The Bureau of the Treasury (BTr) fully awarded bids for the reissued 10-year treasury bonds yesterday as demand surged more than three times the initial offer.
The Treasury bonds, with a remaining life of nine years and four days, saw total tenders reaching P93.32 billion.
This encouraged the BTr to fully award the amount of P30 billion as planned.
The government securities maturing in January 2034 fetched an average rate of 6.251 percent.
Bids ranged between 6.22 percent and 6.27 percent.
The comparable Bloomberg Valuation Service rate stood at 6.326 percent for the 10-year tenor.
“Long-term yields are rising due to higher government debt and the rise of 10-year US Treasuries as well as rising inflation expectations,” said Jonathan Ravelas, senior adviser at professional service firm Reyes Tacandong & Co.

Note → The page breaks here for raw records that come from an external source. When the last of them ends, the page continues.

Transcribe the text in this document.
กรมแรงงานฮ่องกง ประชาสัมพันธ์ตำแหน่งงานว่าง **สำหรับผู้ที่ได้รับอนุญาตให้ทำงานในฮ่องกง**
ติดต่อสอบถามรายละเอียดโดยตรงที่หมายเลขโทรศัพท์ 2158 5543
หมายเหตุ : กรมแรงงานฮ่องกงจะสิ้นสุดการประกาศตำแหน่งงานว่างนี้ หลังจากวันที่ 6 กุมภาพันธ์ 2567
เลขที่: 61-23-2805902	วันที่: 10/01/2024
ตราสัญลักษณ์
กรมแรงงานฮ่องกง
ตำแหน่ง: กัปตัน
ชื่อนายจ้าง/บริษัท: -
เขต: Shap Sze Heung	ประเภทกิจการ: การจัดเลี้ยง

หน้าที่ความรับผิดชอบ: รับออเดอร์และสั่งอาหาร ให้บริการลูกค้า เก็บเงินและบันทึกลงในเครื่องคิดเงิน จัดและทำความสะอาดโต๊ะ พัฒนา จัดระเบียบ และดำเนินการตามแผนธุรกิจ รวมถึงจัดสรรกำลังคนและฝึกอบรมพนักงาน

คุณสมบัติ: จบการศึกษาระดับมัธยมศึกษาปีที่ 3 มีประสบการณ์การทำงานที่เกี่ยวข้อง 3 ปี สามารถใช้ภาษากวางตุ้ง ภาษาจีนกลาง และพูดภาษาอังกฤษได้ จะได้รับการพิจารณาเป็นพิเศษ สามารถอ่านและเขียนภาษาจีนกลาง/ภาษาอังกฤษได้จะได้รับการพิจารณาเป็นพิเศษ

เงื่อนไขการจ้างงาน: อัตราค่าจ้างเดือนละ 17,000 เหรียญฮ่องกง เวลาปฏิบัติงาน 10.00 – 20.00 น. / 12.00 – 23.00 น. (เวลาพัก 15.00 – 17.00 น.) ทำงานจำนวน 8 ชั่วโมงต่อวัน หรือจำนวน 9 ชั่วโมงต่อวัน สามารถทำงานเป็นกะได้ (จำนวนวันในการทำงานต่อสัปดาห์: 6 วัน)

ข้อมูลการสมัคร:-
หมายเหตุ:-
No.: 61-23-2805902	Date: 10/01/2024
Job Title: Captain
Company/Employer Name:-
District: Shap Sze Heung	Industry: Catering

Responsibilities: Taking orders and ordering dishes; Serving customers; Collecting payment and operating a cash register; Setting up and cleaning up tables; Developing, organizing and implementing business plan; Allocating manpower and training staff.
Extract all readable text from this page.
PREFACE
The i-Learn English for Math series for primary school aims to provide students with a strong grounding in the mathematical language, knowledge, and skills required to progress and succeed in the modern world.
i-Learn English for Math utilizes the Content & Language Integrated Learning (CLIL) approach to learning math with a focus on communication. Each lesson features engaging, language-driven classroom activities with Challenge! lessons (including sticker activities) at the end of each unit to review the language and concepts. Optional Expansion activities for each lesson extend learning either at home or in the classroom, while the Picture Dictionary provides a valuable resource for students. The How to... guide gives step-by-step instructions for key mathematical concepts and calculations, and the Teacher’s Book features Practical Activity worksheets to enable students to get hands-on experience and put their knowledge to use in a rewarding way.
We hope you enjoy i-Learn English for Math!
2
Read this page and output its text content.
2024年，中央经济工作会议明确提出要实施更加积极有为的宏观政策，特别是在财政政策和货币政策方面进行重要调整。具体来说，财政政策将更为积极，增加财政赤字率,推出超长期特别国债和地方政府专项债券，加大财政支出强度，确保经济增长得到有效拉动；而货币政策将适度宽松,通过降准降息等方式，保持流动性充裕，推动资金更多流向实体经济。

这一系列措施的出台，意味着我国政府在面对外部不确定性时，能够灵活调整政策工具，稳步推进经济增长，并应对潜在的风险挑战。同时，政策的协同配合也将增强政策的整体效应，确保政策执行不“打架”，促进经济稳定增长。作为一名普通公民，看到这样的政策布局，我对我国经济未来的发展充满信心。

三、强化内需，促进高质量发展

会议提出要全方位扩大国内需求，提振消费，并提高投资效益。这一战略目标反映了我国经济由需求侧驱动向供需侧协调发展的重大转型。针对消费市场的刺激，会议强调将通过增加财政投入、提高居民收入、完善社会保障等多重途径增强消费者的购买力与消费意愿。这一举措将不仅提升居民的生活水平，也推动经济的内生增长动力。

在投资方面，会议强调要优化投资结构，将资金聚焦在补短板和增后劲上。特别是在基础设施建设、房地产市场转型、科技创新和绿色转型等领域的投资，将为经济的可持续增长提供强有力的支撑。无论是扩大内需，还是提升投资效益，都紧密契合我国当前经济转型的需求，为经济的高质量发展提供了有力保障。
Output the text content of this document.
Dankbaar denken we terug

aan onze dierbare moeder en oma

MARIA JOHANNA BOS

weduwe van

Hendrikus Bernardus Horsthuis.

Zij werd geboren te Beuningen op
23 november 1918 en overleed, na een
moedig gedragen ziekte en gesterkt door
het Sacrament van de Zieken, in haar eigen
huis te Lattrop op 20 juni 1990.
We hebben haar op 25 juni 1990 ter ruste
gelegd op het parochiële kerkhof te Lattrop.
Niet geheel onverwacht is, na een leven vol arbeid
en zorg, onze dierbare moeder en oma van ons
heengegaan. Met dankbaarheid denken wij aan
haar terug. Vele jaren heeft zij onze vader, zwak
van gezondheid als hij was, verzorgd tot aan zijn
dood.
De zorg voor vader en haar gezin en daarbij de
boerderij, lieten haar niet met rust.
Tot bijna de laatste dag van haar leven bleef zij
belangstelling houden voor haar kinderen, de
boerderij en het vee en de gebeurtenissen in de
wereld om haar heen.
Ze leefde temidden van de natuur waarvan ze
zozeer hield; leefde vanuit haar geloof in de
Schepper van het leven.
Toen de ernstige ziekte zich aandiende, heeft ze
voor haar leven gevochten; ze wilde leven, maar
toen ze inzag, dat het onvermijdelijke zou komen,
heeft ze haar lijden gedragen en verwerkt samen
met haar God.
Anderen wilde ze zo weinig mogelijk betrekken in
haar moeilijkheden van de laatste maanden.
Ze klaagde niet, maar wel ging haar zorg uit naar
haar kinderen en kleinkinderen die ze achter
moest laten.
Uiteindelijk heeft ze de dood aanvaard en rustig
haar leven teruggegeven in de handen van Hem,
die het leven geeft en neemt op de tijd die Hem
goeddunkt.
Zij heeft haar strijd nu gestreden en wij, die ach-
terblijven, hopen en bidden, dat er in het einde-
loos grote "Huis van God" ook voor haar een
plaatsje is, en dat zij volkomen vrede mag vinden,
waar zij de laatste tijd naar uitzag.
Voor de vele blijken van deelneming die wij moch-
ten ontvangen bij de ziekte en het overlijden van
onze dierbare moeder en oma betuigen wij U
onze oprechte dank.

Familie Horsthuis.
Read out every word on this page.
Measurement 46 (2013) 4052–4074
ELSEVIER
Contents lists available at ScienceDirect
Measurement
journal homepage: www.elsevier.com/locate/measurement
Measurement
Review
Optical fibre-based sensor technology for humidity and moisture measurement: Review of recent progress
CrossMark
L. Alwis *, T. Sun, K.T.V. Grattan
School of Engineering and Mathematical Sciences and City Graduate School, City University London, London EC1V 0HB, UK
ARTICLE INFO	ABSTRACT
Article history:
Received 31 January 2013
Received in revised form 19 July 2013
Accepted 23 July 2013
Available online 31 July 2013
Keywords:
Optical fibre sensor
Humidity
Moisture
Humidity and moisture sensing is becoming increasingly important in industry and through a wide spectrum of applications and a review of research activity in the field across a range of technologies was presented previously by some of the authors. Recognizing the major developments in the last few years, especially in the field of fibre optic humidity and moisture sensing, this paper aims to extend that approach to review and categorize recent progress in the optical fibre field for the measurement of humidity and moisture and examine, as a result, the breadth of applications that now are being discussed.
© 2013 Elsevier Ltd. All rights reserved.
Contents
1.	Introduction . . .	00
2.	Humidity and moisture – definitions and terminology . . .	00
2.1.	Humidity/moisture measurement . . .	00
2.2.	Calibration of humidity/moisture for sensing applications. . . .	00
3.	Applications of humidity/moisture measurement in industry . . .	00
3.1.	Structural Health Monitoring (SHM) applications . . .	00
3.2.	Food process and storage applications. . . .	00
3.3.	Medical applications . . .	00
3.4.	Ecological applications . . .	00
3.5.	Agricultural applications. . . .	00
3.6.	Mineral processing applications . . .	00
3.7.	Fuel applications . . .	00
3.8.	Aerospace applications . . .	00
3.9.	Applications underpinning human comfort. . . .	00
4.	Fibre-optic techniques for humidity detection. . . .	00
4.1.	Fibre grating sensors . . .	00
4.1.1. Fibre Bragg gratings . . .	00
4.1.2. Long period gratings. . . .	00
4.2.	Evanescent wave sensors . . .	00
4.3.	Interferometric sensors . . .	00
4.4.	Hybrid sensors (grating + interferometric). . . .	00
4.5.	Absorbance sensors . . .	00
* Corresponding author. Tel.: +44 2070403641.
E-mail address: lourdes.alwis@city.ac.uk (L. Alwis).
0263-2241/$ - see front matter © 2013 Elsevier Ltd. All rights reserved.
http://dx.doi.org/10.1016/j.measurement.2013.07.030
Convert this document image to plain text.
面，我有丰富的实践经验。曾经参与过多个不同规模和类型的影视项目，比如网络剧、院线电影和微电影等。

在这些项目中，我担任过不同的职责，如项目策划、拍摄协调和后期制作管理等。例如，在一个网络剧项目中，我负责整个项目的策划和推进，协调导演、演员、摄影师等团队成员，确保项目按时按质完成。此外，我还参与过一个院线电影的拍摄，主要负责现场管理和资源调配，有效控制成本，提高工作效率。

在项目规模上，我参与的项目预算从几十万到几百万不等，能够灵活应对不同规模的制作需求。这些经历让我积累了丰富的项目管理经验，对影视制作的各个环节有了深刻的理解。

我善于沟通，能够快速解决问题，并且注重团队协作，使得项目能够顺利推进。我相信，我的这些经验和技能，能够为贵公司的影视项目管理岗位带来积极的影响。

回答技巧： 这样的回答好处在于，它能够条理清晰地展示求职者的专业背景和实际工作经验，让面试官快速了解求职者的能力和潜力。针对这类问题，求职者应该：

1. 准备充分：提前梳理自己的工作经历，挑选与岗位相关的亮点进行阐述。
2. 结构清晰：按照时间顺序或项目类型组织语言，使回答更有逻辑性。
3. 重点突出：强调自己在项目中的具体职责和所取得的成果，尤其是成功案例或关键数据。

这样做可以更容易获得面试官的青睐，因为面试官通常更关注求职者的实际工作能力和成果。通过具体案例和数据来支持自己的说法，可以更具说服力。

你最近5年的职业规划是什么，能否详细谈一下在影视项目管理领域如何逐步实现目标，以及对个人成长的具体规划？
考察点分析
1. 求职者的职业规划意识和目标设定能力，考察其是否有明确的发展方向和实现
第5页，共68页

Michael Ricafort, Rizal Commercial Banking Corp. chief economist, pointed out that the 10-year treasury bond average auction yield at 6.251 percent was higher by 36.1 bps vs. the 5.89 percent in the previous 10-year T-bond auction more than a month ago as the benchmark 10-year U.S. Treasury yield hovered in the 7.5-month high recently.
“(This is) partly due to the possible Trump protectionist measures that could lead to higher US import tariffs, higher inflation, wider budget deficits and fewer Fed rate cuts,” Ricafort said.
Meanwhile, Chelsea Vanessa Lim, fixed income portfolio manager at Sun Life, said increased appetite for the (10-year) duration after US President Donald Trump’s inauguration and attractive valuations of local government bonds are the main factors that contributed to the strong demand seen in yesterday’s auction.
“Prior to the auction, we saw yields of 5- to 10-year bonds drop by seven to 12 bps, tracking the overnight move in US Treasuries,” Lim said.
“The yield curve continues to see further steepening as upside risks to inflation keep market participants cautious on adding duration and therefore, more heavily positioned on short duration securities,” she added.